Fear shrinks our world. All we can see in that moment of anxiety is the potential problem, threat, or loss. All we can see in that moment of anxiety is the anxiety. Fear causes us to lose sight of the big picture. We miss God, we overlook His power and control and presence. To battle fear I need to be able to pull up and see my present circumstance, or potential worry in light of God’s larger plan. I need to see that even the realization of my worst fear is within God’s control. The gospel helps me to grasp this, because in the gospel God takes what is evil – the murder of His son – and uses it to accomplish His ultimate plan – the redemption of sinners. To follow this Christ means to accept the reality of suffering, but it also means to accept the goodness of God within that suffering.

The gospel robs fear of its power! There is nothing that happens in the life of a believer that is not part of God’s good design and under His sovereign control (Rom. 8:28). There is nothing that can separate me from His love (Rom. 8:31-39), nor anything that can cause me to abandon my hope in Him (Rom. 5:1-5). Fear, where is your sting? Fear, where is your victory? It is swallowed up in the victory of God! You cannot be ruled by fear and follow Christ. But if you will follow Christ, even in small incremental steps, fear will lose its grip on you.

1 Comment

  1. Dear Pastor Dave,

    I just found your site today and read your article regarding fear. Perhaps you can give me some advice and pray.

    If I may tell you a little bit about my fear or fears.
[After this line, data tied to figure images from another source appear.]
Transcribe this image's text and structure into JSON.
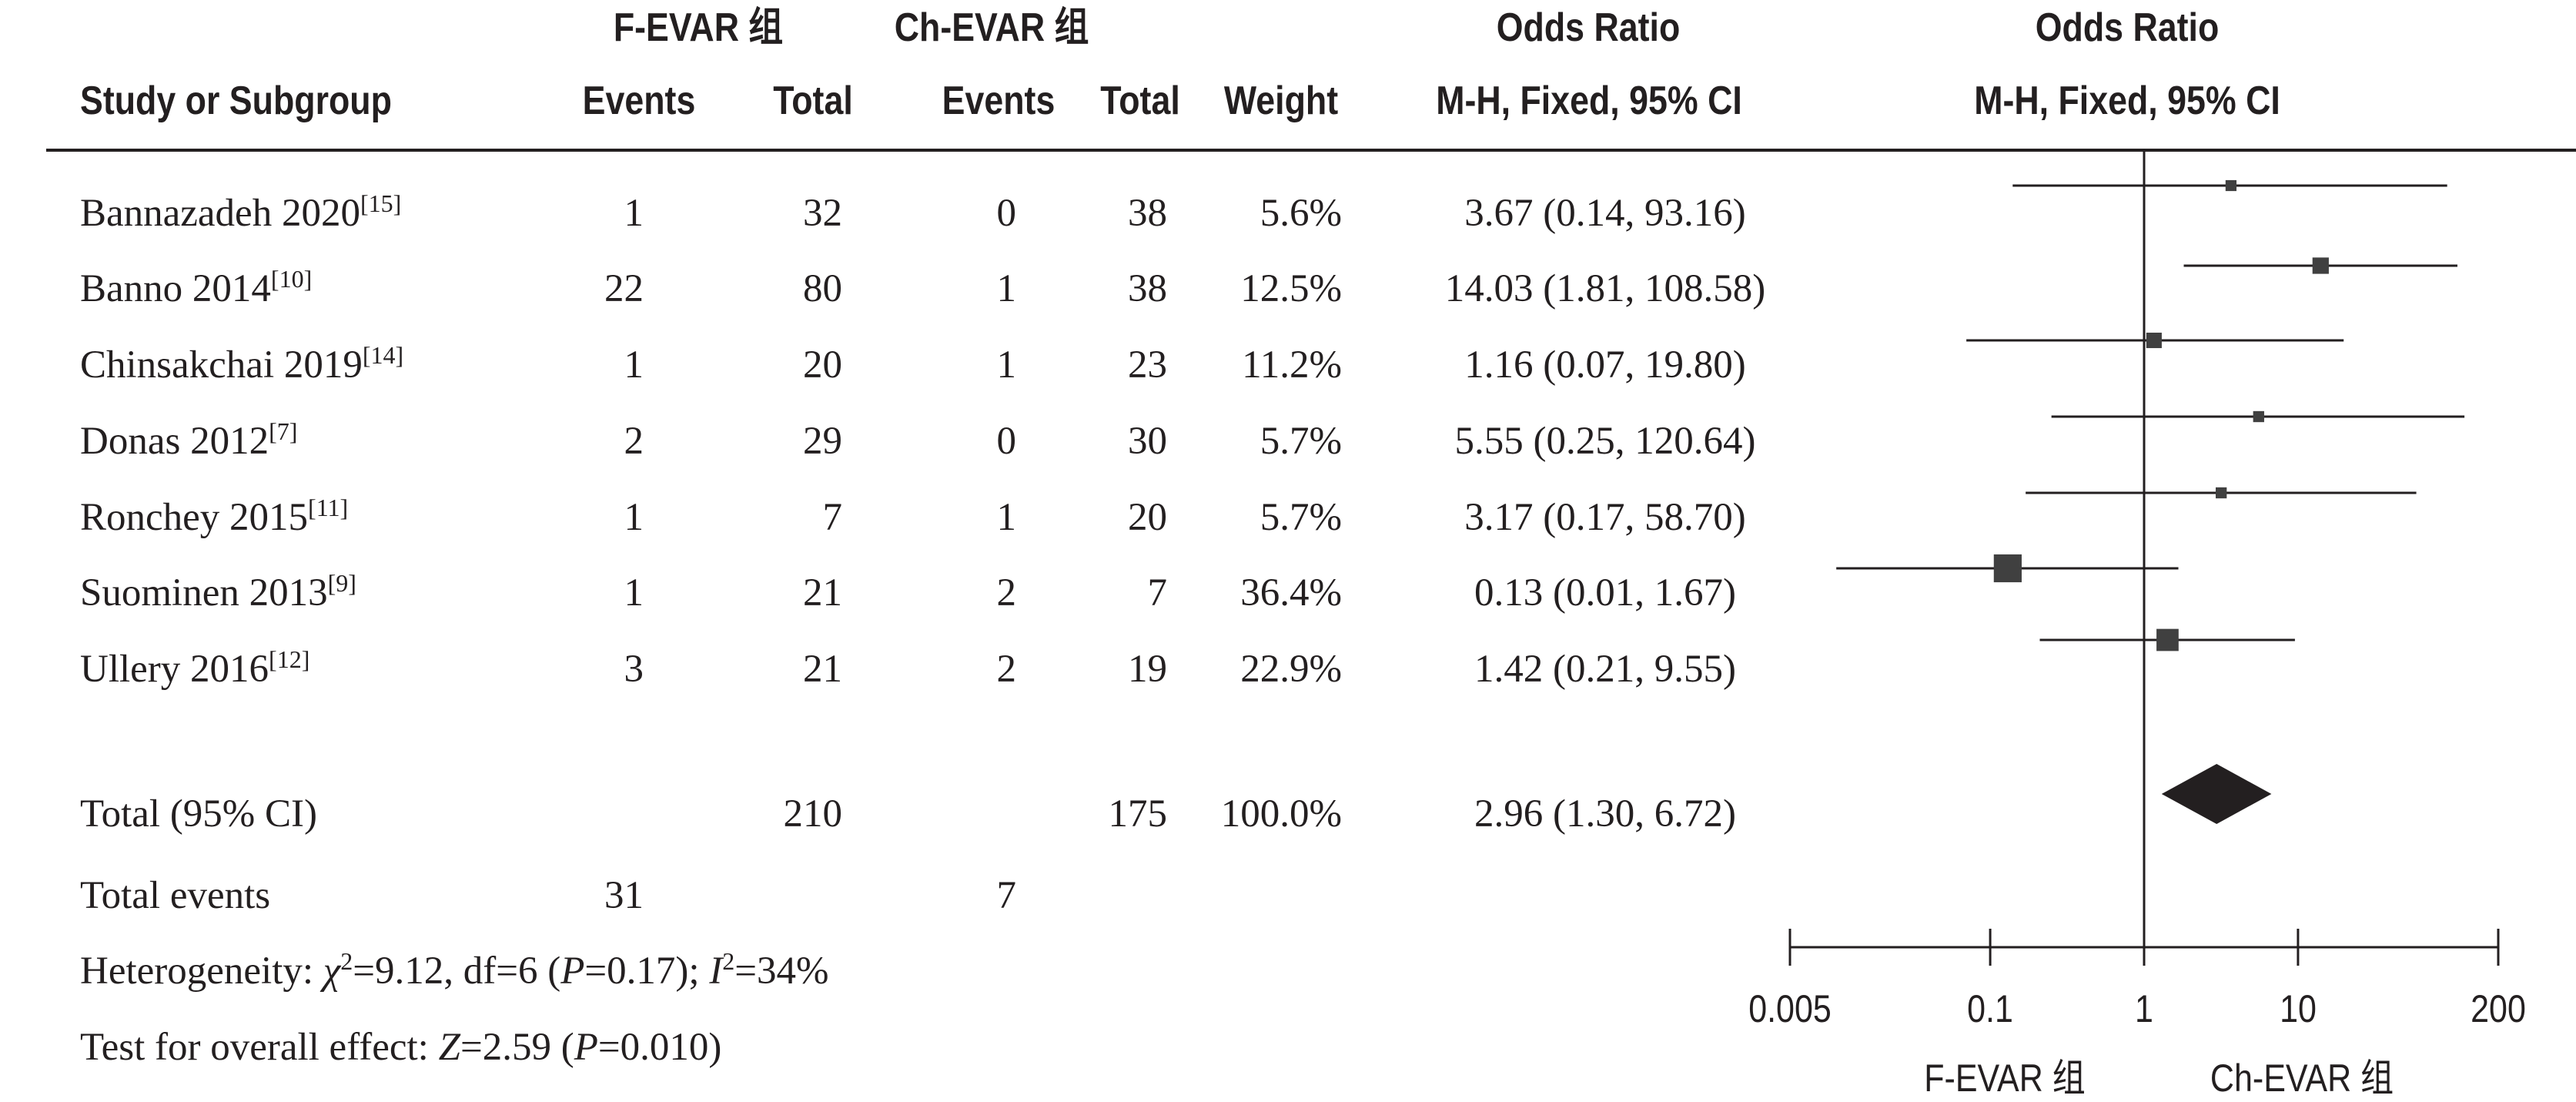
{
  "header": {
    "group1": "F-EVAR 组",
    "group2": "Ch-EVAR 组",
    "or_col_title": "Odds Ratio",
    "or_plot_title": "Odds Ratio",
    "study_col": "Study or Subgroup",
    "events1": "Events",
    "total1": "Total",
    "events2": "Events",
    "total2": "Total",
    "weight": "Weight",
    "or_col_method": "M-H, Fixed, 95% CI",
    "or_plot_method": "M-H, Fixed, 95% CI"
  },
  "studies": [
    {
      "study": "Bannazadeh 2020",
      "ref": "[15]",
      "events1": "1",
      "total1": "32",
      "events2": "0",
      "total2": "38",
      "weight": "5.6%",
      "ci_text": "3.67 (0.14, 93.16)"
    },
    {
      "study": "Banno 2014",
      "ref": "[10]",
      "events1": "22",
      "total1": "80",
      "events2": "1",
      "total2": "38",
      "weight": "12.5%",
      "ci_text": "14.03 (1.81, 108.58)"
    },
    {
      "study": "Chinsakchai 2019",
      "ref": "[14]",
      "events1": "1",
      "total1": "20",
      "events2": "1",
      "total2": "23",
      "weight": "11.2%",
      "ci_text": "1.16 (0.07, 19.80)"
    },
    {
      "study": "Donas 2012",
      "ref": "[7]",
      "events1": "2",
      "total1": "29",
      "events2": "0",
      "total2": "30",
      "weight": "5.7%",
      "ci_text": "5.55 (0.25, 120.64)"
    },
    {
      "study": "Ronchey 2015",
      "ref": "[11]",
      "events1": "1",
      "total1": "7",
      "events2": "1",
      "total2": "20",
      "weight": "5.7%",
      "ci_text": "3.17 (0.17, 58.70)"
    },
    {
      "study": "Suominen 2013",
      "ref": "[9]",
      "events1": "1",
      "total1": "21",
      "events2": "2",
      "total2": "7",
      "weight": "36.4%",
      "ci_text": "0.13 (0.01, 1.67)"
    },
    {
      "study": "Ullery 2016",
      "ref": "[12]",
      "events1": "3",
      "total1": "21",
      "events2": "2",
      "total2": "19",
      "weight": "22.9%",
      "ci_text": "1.42 (0.21, 9.55)"
    }
  ],
  "total": {
    "label": "Total (95% CI)",
    "total1": "210",
    "total2": "175",
    "weight": "100.0%",
    "ci_text": "2.96 (1.30, 6.72)"
  },
  "total_events": {
    "label": "Total events",
    "events1": "31",
    "events2": "7"
  },
  "heterogeneity": {
    "label": "Heterogeneity: ",
    "chi_symbol": "χ",
    "chi_sup": "2",
    "chi_value": "=9.12, df=6 (",
    "p_symbol": "P",
    "p_value": "=0.17); ",
    "i_symbol": "I",
    "i_sup": "2",
    "i_value": "=34%"
  },
  "overall_effect": {
    "label": "Test for overall effect: ",
    "z_symbol": "Z",
    "z_value": "=2.59 (",
    "p_symbol": "P",
    "p_value": "=0.010)"
  },
  "axis": {
    "tick_labels": [
      "0.005",
      "0.1",
      "1",
      "10",
      "200"
    ],
    "favours_left": "F-EVAR 组",
    "favours_right": "Ch-EVAR 组"
  },
  "chart_data": {
    "type": "forest",
    "scale": "log",
    "xlim": [
      0.005,
      200
    ],
    "ticks": [
      0.005,
      0.1,
      1,
      10,
      200
    ],
    "reference_line": 1,
    "studies": [
      {
        "name": "Bannazadeh 2020",
        "or": 3.67,
        "lower": 0.14,
        "upper": 93.16,
        "weight": 5.6
      },
      {
        "name": "Banno 2014",
        "or": 14.03,
        "lower": 1.81,
        "upper": 108.58,
        "weight": 12.5
      },
      {
        "name": "Chinsakchai 2019",
        "or": 1.16,
        "lower": 0.07,
        "upper": 19.8,
        "weight": 11.2
      },
      {
        "name": "Donas 2012",
        "or": 5.55,
        "lower": 0.25,
        "upper": 120.64,
        "weight": 5.7
      },
      {
        "name": "Ronchey 2015",
        "or": 3.17,
        "lower": 0.17,
        "upper": 58.7,
        "weight": 5.7
      },
      {
        "name": "Suominen 2013",
        "or": 0.13,
        "lower": 0.01,
        "upper": 1.67,
        "weight": 36.4
      },
      {
        "name": "Ullery 2016",
        "or": 1.42,
        "lower": 0.21,
        "upper": 9.55,
        "weight": 22.9
      }
    ],
    "pooled": {
      "or": 2.96,
      "lower": 1.3,
      "upper": 6.72
    },
    "mark_color": "#404040",
    "line_color": "#231f20"
  }
}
About 2 years ago, I got into the biggest arguments/fight with my wife which had happened couple of times even prior to it. But the last 2 years was the biggest and coused me a terrible separation and to loose her and my little son. I had tried so hard to convince her that we should take the Lord’s way, to realize, repent and care love each other, but it seems not working at all anymore. I could not do anything anymore, and she never replied my message anymore .

    All these time I must admit that life is so different, so much fear, sadness and pain. When I found out about GOD’s Words in Matt, Luke, etc regarding the cause of following Jesus, really shocked me but I have trying hard to submit myself to HIM and trust HIM completely. But, honnestly, often times I still feel this much sadness and fear of loosing them especially my little son. There’ never been a single day pass without crying and tears. I feel so weak and lost, everwhere I go I only feel like everything is so bitter and gloomy dark.

    After reading your article saying that if we live in fear, we can not follow HIM. I guess my questions, what if I can not overcome it ? Does it mean I am not worthy to follow HIM. Because I am afraid when I look back or remember all memories about my family, it might means that I am not fit for HIM? Does this hard trial always last for a lifetime? So fearfull to know if that is or does GOD really care to help by strengthen me more? How can I coup and this way and move on, while I feel like I don’t have enough strength to get up let alone walk, and don’ t know where to go, I think I have lost my dreams and passion in this life, like it all don’t matter anymore. I feel so sad, alone, afraid and lonely, and I know this is not my only problem, there are others as well.

    All these years, I am just trying hard to focus on GOD by reading His words, pray and wait for HIM patiently but I think, I still need some support to convice me more. Thank you for your time.